In response to Deadron
All questions of glitz aside, it doesn't map to any game model I'm used to and just makes me feel like things are screwed up.

I don't think I've ever seen anything like it before either, but I liked it a lot. After about the first minute I didn't find it disconcerting at all and grew to like it more and more.

Well, even if Lexy succumbs to peer pressure and changes the icons, you can still expect to see this style in some other game sooner or later, because I'll steal it...
In response to Deadron
It's been proven (more or less) that training yourself to process data in new ways can increase your intelligence. Build neurons--play LexyMUD!
In response to Deadron
I'm sorry to hear that, but I'm not going to let it bother me too much. When you're looking down on someone and seeing their face and the front of their body, it's natural to assume that they're lying down no matter which way they're facing... it's not a huge leap to go from accepting facing upwards as "south" to go from facing upwards being any direction.

Look at it this way. I could just make everyone facing "south" no matter what their direction is. That's hardly any lazier, right? And... bonus... since it's natural to see someone facing a different direction in my model as laying down or dead, I could use the rotations for dead bodies. But, that would be just as silly and no less arbitrary than my graphics model, or any overhead graphics model that shows you anything but the tops of people's heads, their shoulders, and an occassional glimpse of their arms and feet.

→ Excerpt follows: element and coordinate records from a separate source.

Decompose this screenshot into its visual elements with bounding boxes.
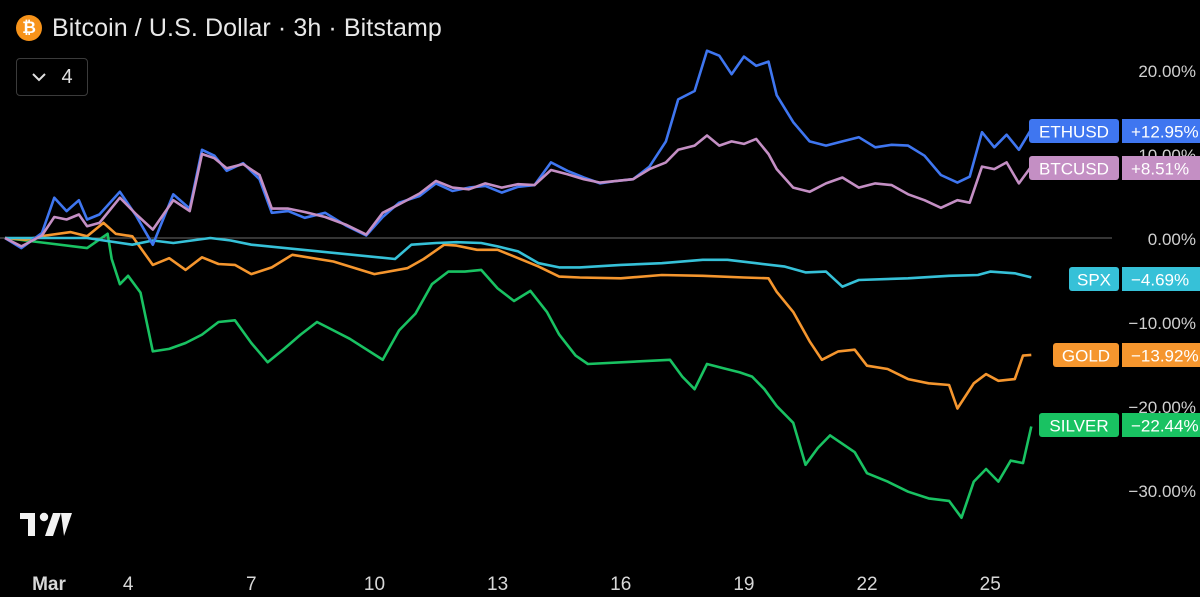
- x-tick-label: 4: [123, 574, 134, 595]
- series-label-ethusd[interactable]: ETHUSD +12.95%: [1029, 119, 1200, 143]
- series-value-text: −4.69%: [1131, 271, 1189, 290]
- series-value-badge: [1122, 343, 1200, 367]
- chevron-down-icon: [32, 73, 47, 82]
- chart-title[interactable]: Bitcoin / U.S. Dollar · 3h · Bitstamp: [52, 13, 442, 42]
- bitcoin-icon: ₿: [16, 15, 42, 41]
- series-line-btcusd[interactable]: [4, 134, 1033, 248]
- tradingview-logo-icon[interactable]: [20, 510, 74, 538]
- x-tick-label: 16: [610, 574, 631, 595]
- series-value-text: −13.92%: [1131, 347, 1199, 366]
- series-line-spx[interactable]: [5, 236, 1032, 288]
- series-value-text: +8.51%: [1131, 160, 1189, 179]
- y-tick-label: −30.00%: [1128, 482, 1196, 501]
- series-line-gold[interactable]: [4, 221, 1032, 410]
- x-tick-label: Mar: [32, 574, 66, 595]
- series-name-text: ETHUSD: [1039, 123, 1109, 142]
- series-name-text: SPX: [1077, 271, 1111, 290]
- series-label-spx[interactable]: SPX −4.69%: [1069, 267, 1200, 291]
- series-line-silver[interactable]: [4, 232, 1033, 519]
- series-value-text: −22.44%: [1131, 417, 1199, 436]
- series-name-badge: [1029, 119, 1119, 143]
- x-tick-label: 10: [364, 574, 385, 595]
- series-name-text: SILVER: [1049, 417, 1108, 436]
- x-tick-label: 13: [487, 574, 508, 595]
- y-tick-label: −10.00%: [1128, 314, 1196, 333]
- x-tick-label: 7: [246, 574, 257, 595]
- series-value-badge: [1122, 156, 1200, 180]
- series-name-badge: [1053, 343, 1119, 367]
- indicators-toggle-button[interactable]: 4: [16, 58, 88, 96]
- series-label-gold[interactable]: GOLD −13.92%: [1053, 343, 1200, 367]
- series-name-text: BTCUSD: [1039, 160, 1109, 179]
- series-line-ethusd[interactable]: [4, 49, 1033, 250]
- indicator-count: 4: [61, 65, 73, 88]
- series-value-badge: [1122, 413, 1200, 437]
- chart-header: ₿ Bitcoin / U.S. Dollar · 3h · Bitstamp: [16, 12, 442, 44]
- series-value-badge: [1122, 119, 1200, 143]
- series-label-silver[interactable]: SILVER −22.44%: [1039, 413, 1200, 437]
- x-tick-label: 22: [856, 574, 877, 595]
- series-label-btcusd[interactable]: BTCUSD +8.51%: [1029, 156, 1200, 180]
- series-name-badge: [1039, 413, 1119, 437]
- series-value-badge: [1122, 267, 1200, 291]
- series-name-text: GOLD: [1062, 347, 1110, 366]
- series-name-badge: [1069, 267, 1119, 291]
- y-tick-label: 0.00%: [1148, 230, 1196, 249]
- x-tick-label: 19: [733, 574, 754, 595]
- series-value-text: +12.95%: [1131, 123, 1199, 142]
- y-tick-label: 20.00%: [1138, 62, 1196, 81]
- series-name-badge: [1029, 156, 1119, 180]
- y-tick-label: −20.00%: [1128, 398, 1196, 417]
- x-tick-label: 25: [980, 574, 1001, 595]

I was extremely confused the first time I saw The Legend of Zelda up close... I had never seen a video game that didn't use side view or a true overhead perspective (space shooters, mostly.) I assumed the little guy was somehow climbing the wall or flying. It didn't take me very long to figure out what was going on, though, and now that unnatural point of view seems natural to me. I've played lots of games since then that used the same perspective, or one quite similar... and it's because (not in spite) of these experiences that I was able to adjust almost immediately to the LexyMUD perspective, which truth be told, began as placeholders for the character icons that I hadn't made side and back views yet, saw what was going on and said, "Hey... this works."